Obviously a protest was in order, so we organized one on the day of the convocation, lining up outside the Duckworth Centre to disseminate some info about the honoree that was likely left out of the graduation program. Better still, the class valedictorian Erin Larson, a person who is also concerned about human rights, used her valedictory address to blast Toews for his intolerance and the university for its hypocrisy. (If you haven't seen it yet, it's worth a watch on youtube.) It was, hands down, the best graduation ceremony ever! (For more on Vic Toews, click here)
A civic election happened this year, and the local left predictably rallied around an only-slightly-lesser-of-two-evils candidate, who eventually lost after an over-hyped campaign. The new council, not satisfied with the current state to which poverty is already criminalized in Winnipeg, are planning to make boulevard panhandling illegal in 2011. It's good to know there will be no shortage of things to object to in the New Year. If City Hall does us a great big favour and releases it to the public, we might even be able to object to the 30-year contract they signed with Veiolia to privatize Winnipeg's waste water management system. (For more on the Veiolia contract, click here)
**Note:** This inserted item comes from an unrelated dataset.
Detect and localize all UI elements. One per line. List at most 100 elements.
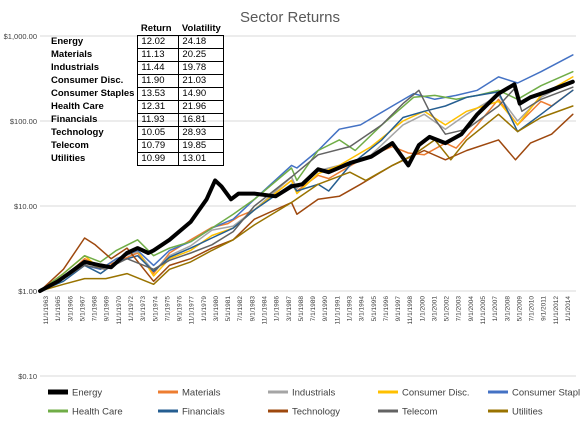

It's been an interesting year in many other respects as well. When we weren't angrily waving placards, we could often be found touring the Oxford Bible Church Creationist museum with our heathen pals in the Atheist Students Association; attending the wedding of a local messianic cult in order to gain insight both into their communal and sustainability practices and to their seemingly contradictory fanatical misogyny; sitting in on question period at Parliament Hill and experiencing the extreme depths of exasperation and loss of confidence in humanity; and, in Rob's case, dressing up as a giant box to protest the increased corporatization of the U of W campus. (For boxing coverage, click here)
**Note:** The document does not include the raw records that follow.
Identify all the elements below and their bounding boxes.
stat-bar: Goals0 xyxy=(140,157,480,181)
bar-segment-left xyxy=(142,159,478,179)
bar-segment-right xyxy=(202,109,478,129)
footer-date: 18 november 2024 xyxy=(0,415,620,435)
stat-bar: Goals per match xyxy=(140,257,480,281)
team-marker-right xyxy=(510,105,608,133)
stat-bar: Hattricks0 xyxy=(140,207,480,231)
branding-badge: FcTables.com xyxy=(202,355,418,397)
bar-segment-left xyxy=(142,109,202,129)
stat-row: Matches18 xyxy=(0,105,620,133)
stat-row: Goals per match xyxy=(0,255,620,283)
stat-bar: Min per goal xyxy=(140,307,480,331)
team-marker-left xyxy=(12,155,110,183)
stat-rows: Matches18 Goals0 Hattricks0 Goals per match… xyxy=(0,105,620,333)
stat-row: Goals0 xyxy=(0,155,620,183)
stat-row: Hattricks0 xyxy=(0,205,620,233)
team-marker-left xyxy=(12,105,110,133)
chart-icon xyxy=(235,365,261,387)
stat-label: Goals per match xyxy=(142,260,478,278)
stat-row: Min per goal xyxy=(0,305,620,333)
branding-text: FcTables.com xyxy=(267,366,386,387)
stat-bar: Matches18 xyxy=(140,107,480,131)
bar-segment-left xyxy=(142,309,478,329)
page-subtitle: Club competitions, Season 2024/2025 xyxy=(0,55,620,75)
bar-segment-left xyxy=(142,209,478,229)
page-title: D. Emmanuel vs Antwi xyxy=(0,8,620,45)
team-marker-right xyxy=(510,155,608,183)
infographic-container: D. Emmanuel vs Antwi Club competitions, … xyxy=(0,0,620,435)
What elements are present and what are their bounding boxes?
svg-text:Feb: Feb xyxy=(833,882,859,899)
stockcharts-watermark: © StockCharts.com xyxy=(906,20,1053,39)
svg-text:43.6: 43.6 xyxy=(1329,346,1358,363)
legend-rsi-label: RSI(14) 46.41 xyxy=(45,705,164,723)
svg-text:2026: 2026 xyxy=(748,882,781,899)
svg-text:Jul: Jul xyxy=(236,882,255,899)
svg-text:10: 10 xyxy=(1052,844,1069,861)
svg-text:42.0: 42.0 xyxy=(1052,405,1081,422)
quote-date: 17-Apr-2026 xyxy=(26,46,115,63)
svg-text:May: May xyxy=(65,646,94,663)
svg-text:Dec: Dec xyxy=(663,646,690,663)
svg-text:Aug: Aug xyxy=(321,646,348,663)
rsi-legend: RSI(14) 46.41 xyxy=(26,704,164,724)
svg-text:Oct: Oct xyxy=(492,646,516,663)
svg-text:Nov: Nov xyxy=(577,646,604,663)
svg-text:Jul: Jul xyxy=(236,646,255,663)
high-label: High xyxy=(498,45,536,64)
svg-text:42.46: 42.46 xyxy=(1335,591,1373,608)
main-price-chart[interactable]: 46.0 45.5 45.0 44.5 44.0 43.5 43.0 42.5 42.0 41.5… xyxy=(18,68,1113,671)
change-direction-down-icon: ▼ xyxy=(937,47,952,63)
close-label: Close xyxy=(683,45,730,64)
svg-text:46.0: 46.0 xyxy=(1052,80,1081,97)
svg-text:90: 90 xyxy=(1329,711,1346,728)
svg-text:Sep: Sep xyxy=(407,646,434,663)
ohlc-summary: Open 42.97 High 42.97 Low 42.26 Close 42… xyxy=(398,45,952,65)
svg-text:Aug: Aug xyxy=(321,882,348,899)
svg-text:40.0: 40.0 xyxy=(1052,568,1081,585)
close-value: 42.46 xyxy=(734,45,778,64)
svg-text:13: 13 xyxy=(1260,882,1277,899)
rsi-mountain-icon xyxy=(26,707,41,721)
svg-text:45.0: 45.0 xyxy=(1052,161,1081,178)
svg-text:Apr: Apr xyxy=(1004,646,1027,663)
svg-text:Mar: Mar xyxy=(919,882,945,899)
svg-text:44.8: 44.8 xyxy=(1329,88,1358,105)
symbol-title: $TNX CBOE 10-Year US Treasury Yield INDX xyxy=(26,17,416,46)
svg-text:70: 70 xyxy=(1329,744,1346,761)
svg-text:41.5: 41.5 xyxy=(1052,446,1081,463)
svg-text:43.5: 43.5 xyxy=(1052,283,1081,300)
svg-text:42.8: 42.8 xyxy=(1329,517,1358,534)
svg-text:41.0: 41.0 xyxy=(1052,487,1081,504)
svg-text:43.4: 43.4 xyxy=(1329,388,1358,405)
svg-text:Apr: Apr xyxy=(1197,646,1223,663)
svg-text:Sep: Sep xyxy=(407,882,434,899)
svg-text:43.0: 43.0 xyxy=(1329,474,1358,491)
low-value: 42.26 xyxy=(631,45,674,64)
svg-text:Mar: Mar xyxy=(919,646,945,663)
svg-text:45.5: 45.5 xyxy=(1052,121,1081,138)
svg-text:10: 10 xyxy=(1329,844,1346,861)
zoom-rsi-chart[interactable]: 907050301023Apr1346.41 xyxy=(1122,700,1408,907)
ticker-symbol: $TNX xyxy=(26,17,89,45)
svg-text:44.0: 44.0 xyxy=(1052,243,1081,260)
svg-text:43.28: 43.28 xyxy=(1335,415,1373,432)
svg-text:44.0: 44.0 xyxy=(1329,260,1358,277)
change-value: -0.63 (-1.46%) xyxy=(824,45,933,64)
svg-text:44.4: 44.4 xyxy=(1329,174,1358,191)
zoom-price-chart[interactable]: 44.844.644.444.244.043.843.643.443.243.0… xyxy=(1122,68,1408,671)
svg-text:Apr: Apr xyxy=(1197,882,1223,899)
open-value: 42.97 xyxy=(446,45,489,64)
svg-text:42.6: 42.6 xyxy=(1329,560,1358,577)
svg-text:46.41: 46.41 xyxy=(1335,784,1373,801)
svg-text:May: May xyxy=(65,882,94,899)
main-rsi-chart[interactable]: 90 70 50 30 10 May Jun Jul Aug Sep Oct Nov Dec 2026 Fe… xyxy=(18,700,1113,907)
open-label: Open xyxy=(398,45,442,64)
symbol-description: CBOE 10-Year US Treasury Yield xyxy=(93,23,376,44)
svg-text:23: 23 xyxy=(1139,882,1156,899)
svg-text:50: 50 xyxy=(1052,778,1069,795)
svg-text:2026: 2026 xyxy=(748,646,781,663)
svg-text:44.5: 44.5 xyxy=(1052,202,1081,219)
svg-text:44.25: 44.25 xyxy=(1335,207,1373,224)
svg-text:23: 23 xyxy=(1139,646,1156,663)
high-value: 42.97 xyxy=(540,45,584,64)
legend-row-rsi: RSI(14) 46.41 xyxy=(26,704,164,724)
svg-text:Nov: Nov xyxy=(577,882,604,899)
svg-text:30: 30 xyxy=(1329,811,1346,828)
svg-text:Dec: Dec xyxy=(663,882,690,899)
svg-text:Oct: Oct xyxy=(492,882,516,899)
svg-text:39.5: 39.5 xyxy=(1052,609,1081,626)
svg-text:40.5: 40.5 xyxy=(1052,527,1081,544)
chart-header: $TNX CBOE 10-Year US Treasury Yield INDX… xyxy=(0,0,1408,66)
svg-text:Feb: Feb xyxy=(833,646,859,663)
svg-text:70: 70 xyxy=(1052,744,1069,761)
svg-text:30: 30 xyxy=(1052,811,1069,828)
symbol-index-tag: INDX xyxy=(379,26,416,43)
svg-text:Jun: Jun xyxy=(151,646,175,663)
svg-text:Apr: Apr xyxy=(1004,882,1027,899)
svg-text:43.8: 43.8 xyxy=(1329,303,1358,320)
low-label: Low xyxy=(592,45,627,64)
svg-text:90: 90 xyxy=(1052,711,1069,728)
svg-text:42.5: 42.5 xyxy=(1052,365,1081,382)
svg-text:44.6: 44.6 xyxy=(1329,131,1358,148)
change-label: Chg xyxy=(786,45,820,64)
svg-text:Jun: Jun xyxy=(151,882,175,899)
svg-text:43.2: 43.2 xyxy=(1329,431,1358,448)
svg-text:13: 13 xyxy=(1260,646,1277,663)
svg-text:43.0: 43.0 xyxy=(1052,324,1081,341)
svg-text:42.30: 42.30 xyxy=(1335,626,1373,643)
We also got married this year, as some of you may already know. While initially trepidacious about making a lifelong commitment in exchange for the health and dental benefits promised to married couples, we cheered up when we learned that if you stop liking your partner, you can always get divorced (and it's only $250!). The wedding also afforded Rob the perfect chance to deck himself out in white lace, and Jac the opportunity to wear her Rob Halford costume one more time. Thanks again to our officiant, Jennifer, and our wedding party, Kelsey and Amanda, for continuing the time-honoured wedding tradition of putting on silly costumes picked out by the bride and groom. Thanks also to our photographer, Steve, for helping us to capture and immortalize memories that will last a lifetime. (For the full wedding ceremony transcript, click here)
That about brings you up to speed on what’s been going on with us. Best wishes for a safe and happy holiday season, and a revolutionary 2011!